# C++ Program to get number at position k after positioning n natural numbers

Suppose we have two numbers n and k. We are determined to rearrange natural numbers. But there are too many natural numbers, so we have decided to start with the first n. Pick the following sequence of numbers: firstly, all odd integers from 1 to n (in ascending order), then all even integers from 1 to n (also in ascending order). We have to find which number will stand at the position number k.

## Problem Category

Various problems in programming can be solved through different techniques. To solve a problem, we have to devise an algorithm first, and to do that we have to study the particular problem in detail. A recursive approach can be used if there is a recurring appearance of the same problem over and over again; alternatively, we can use iterative structures also. Control statements such as if-else and switch cases can be used to control the flow of logic in the program. Efficient usage of variables and data structures provides an easier solution and a lightweight, low-memory-requiring program. We have to look at the existing programming techniques, such as Divide-and-conquer, Greedy Programming, Dynamic Programming, and find out if they can be used. This problem can be solved by some basic logic or a brute-force approach. Follow the following contents to understand the approach better.

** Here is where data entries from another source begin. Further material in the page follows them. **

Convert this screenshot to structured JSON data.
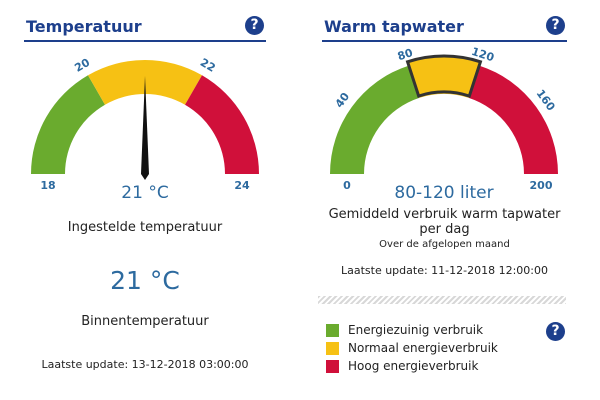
{
  "temperature": {
    "title": "Temperatuur",
    "help_icon": "?",
    "gauge": {
      "min": 18,
      "max": 24,
      "ticks": [
        "18",
        "20",
        "22",
        "24"
      ],
      "segments": [
        {
          "from": 18,
          "to": 20,
          "color": "#6aab2e"
        },
        {
          "from": 20,
          "to": 22,
          "color": "#f6c114"
        },
        {
          "from": 22,
          "to": 24,
          "color": "#d0103a"
        }
      ],
      "needle_value": 21,
      "value_label": "21 °C"
    },
    "setting_label": "Ingestelde temperatuur",
    "indoor_value": "21 °C",
    "indoor_label": "Binnentemperatuur",
    "last_update": "Laatste update: 13-12-2018 03:00:00"
  },
  "hot_water": {
    "title": "Warm tapwater",
    "help_icon": "?",
    "gauge": {
      "min": 0,
      "max": 200,
      "ticks": [
        "0",
        "40",
        "80",
        "120",
        "160",
        "200"
      ],
      "segments": [
        {
          "from": 0,
          "to": 80,
          "color": "#6aab2e"
        },
        {
          "from": 80,
          "to": 120,
          "color": "#f6c114"
        },
        {
          "from": 120,
          "to": 200,
          "color": "#d0103a"
        }
      ],
      "highlight": {
        "from": 80,
        "to": 120
      },
      "value_label": "80-120 liter"
    },
    "consumption_label": "Gemiddeld verbruik warm tapwater per dag",
    "period_label": "Over de afgelopen maand",
    "last_update": "Laatste update: 11-12-2018 12:00:00"
  },
  "legend": {
    "help_icon": "?",
    "items": [
      {
        "label": "Energiezuinig verbruik",
        "color": "#6aab2e"
      },
      {
        "label": "Normaal energieverbruik",
        "color": "#f6c114"
      },
      {
        "label": "Hoog energieverbruik",
        "color": "#d0103a"
      }
    ]
  }
}
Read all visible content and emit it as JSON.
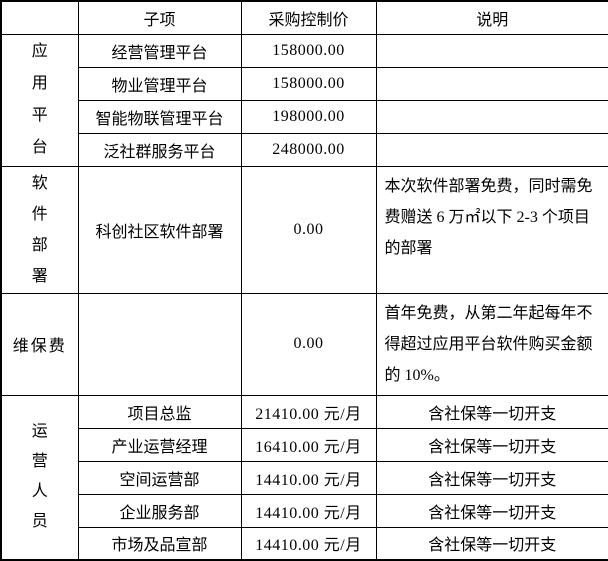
{
  "table": {
    "headers": {
      "category": "",
      "sub_item": "子项",
      "control_price": "采购控制价",
      "note": "说明"
    },
    "sections": [
      {
        "category": "应用平台",
        "rows": [
          {
            "sub": "经营管理平台",
            "price": "158000.00",
            "note": ""
          },
          {
            "sub": "物业管理平台",
            "price": "158000.00",
            "note": ""
          },
          {
            "sub": "智能物联管理平台",
            "price": "198000.00",
            "note": ""
          },
          {
            "sub": "泛社群服务平台",
            "price": "248000.00",
            "note": ""
          }
        ]
      },
      {
        "category": "软件部署",
        "rows": [
          {
            "sub": "科创社区软件部署",
            "price": "0.00",
            "note": "本次软件部署免费，同时需免费赠送 6 万㎡以下 2-3 个项目的部署"
          }
        ]
      },
      {
        "category": "维保费",
        "rows": [
          {
            "sub": "",
            "price": "0.00",
            "note": "首年免费，从第二年起每年不得超过应用平台软件购买金额的 10%。"
          }
        ]
      },
      {
        "category": "运营人员",
        "rows": [
          {
            "sub": "项目总监",
            "price": "21410.00 元/月",
            "note": "含社保等一切开支"
          },
          {
            "sub": "产业运营经理",
            "price": "16410.00 元/月",
            "note": "含社保等一切开支"
          },
          {
            "sub": "空间运营部",
            "price": "14410.00 元/月",
            "note": "含社保等一切开支"
          },
          {
            "sub": "企业服务部",
            "price": "14410.00 元/月",
            "note": "含社保等一切开支"
          },
          {
            "sub": "市场及品宣部",
            "price": "14410.00 元/月",
            "note": "含社保等一切开支"
          }
        ]
      }
    ]
  }
}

So, if the input of our problem is like n = 10; k = 3, then the output will be 5.

## Steps

To solve this, we will follow these steps −

n := (n + 1) / 2
return (k * 2 - 1) if (k <= n), otherwise (2 * (k - n))

## Example

Let us see the following implementation to get better understanding −

#include <bits/stdc++.h>
using namespace std;
int solve(int n, int k){
n = (n + 1) / 2;
return (k <= n ? k * 2 - 1 : 2 * (k - n));
}
int main(){
int n = 10;
int k = 3;
cout << solve(n, k) << endl;
}

## Input

10, 3

## Output

5